Ao prever, no “caput” do artigo 226 da Constituição Federal de 1988, que “a família, base da sociedade, tem especial proteção do Estado”, o constituinte, rompendo com uma história de verdadeira exclusão constitucional, pôs, pela primeira vez sob a tutela estatal, a entidade familiar, sem dizer, necessariamente, que tipo de família é merecedor de proteção. Se até a Constituição de 1967, a única família albergada pela proteção estatal era a selada pelo casamento, a partir de Lei Maior de 1988, esta realidade foi modificada. Assim, o que delineia, hoje, o que é uma base familiar é a convivência afetiva das pessoas, que deve gerar efeitos na órbita dos Direitos das Famílias, para além deste ou daquele posicionamento ideológico, sociocultural específico ou religioso.

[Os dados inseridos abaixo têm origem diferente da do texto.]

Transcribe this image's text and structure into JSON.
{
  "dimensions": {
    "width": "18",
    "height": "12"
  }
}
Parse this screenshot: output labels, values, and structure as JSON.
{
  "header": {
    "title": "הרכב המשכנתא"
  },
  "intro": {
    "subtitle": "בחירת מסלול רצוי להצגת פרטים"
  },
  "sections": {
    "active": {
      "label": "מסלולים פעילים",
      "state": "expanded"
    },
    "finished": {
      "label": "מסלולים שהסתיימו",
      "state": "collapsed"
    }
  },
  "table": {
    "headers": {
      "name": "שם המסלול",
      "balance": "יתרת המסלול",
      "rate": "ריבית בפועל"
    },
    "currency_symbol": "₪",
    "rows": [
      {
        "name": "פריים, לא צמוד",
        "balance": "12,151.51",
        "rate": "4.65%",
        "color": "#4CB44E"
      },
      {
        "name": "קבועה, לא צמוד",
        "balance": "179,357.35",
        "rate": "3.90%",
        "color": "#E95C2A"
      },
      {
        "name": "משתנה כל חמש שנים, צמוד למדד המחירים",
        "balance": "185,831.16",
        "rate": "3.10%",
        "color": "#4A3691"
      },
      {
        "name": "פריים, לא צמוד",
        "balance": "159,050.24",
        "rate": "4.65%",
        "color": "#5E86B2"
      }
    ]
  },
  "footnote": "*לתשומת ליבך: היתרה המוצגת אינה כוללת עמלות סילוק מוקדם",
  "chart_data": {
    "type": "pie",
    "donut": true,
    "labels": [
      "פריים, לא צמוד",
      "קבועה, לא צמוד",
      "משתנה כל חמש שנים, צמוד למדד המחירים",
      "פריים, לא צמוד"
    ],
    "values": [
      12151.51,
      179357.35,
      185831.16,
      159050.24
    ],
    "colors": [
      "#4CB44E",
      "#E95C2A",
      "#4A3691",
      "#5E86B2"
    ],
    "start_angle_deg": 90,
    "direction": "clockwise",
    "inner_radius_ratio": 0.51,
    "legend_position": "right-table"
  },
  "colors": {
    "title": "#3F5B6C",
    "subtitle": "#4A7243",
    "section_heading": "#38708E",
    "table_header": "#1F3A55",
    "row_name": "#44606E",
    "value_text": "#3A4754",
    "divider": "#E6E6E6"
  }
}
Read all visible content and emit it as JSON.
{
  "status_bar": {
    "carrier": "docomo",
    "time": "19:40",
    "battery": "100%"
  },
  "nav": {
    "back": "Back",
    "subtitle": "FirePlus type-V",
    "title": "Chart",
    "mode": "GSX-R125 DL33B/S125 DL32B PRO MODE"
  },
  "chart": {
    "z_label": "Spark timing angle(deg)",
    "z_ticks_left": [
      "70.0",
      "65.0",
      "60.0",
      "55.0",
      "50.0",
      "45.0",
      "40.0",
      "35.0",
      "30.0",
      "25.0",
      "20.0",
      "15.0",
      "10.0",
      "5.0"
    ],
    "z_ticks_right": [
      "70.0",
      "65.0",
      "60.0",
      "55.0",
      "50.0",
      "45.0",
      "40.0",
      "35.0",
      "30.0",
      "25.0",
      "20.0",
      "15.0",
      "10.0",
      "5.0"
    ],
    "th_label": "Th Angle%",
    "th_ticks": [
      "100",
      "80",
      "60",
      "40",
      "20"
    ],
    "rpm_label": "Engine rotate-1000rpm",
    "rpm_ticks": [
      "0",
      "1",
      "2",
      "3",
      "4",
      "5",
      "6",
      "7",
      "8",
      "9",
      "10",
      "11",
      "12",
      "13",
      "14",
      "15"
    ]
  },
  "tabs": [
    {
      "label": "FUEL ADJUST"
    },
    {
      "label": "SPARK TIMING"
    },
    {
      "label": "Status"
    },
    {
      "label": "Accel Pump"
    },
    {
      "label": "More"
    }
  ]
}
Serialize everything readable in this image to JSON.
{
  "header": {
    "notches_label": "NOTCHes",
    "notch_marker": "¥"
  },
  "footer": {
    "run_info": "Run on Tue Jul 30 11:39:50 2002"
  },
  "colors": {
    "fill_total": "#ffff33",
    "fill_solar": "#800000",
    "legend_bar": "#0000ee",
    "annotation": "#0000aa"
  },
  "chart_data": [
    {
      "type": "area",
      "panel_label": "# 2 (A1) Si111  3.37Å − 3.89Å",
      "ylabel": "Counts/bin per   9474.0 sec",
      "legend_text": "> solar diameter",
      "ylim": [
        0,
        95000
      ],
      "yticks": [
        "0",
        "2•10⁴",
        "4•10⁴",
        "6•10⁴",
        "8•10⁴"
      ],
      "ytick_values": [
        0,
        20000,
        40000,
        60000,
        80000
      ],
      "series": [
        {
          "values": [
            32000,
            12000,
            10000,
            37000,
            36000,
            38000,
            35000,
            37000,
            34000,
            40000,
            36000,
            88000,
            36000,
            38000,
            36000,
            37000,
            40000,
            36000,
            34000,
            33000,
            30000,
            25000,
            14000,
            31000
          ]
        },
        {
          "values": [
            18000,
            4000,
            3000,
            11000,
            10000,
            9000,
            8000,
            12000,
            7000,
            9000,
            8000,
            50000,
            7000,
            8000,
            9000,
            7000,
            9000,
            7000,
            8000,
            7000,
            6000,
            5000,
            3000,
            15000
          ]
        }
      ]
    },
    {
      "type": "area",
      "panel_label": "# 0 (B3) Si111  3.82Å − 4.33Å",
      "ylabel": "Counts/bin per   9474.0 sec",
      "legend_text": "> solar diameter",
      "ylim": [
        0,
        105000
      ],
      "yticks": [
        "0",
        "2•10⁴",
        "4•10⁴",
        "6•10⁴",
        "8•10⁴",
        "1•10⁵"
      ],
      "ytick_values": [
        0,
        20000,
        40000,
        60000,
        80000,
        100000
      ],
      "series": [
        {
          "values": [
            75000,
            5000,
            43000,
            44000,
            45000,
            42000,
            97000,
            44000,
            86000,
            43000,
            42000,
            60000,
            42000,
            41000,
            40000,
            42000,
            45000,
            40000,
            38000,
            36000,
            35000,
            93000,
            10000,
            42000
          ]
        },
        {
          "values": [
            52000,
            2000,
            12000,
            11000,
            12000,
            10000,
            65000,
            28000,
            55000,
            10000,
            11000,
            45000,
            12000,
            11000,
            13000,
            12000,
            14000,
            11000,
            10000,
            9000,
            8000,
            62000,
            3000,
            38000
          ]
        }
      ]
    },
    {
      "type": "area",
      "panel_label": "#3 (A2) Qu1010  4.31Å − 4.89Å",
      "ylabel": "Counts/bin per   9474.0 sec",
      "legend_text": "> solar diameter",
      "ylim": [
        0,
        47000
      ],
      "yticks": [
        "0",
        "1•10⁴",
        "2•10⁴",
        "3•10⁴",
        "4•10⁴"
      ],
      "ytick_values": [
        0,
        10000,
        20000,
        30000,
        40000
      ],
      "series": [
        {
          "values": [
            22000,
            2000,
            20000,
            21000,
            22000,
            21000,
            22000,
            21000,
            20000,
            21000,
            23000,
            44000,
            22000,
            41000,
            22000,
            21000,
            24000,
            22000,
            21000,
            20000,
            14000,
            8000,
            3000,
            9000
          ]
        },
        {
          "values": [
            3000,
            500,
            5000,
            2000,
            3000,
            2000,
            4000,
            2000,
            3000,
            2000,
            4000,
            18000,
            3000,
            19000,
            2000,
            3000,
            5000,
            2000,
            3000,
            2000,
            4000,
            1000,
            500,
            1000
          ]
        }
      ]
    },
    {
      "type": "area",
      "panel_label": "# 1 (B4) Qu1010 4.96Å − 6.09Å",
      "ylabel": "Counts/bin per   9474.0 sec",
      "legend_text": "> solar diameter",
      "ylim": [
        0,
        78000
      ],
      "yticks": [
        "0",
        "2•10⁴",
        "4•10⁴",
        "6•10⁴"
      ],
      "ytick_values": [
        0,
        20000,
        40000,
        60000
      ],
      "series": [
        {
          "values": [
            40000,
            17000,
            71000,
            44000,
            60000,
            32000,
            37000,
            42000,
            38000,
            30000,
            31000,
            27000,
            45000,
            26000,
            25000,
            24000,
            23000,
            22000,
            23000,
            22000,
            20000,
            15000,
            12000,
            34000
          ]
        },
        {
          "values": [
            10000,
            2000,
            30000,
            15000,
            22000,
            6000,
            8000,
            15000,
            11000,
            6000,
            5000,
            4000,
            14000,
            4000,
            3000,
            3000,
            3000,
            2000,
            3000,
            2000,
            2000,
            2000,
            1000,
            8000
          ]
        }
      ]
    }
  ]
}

É a perspectiva de vida em comum, aliada à convivência respeitosa e afetivamente estável que diferenciam a família dos demais agrupamentos humanos.

Formado por seres humanos que se amam, para além de qualquer restrição discriminatória, determinado grupo familiar já está sob a chancela protetora da nova ordem constitucional, a partir da sistemática do referido artigo 226, em sintonia com a base principiológica da Constituição Federal, que tem na dignidade da pessoa humana o seu eixo central de sustentação.

E a potencial nova lei de adoção, no que tange ao entendimento sobre família, segue a mesma direção constitucional – ampla.

Após a sanção presidencial, caberá, portanto, à sociedade, recepcionar a vindoura Lei e, à melhor doutrina, debruçar-se sobre a mesma, sem as restrições da literalidade ou do preconceito limitante.

Neste sentido, esperamos que tal diploma seja interpretado à luz da Lei Maior e dos seus princípios, de modo a atender aos superiores interesses das crianças e adolescentes excluídos e, enfim, de forma a vir ao encontro dos anseios de todos os segmentos populacionais envolvidos.

Tudo dependerá de quem o decodificará e o aplicará. Eis mais um desafio posto.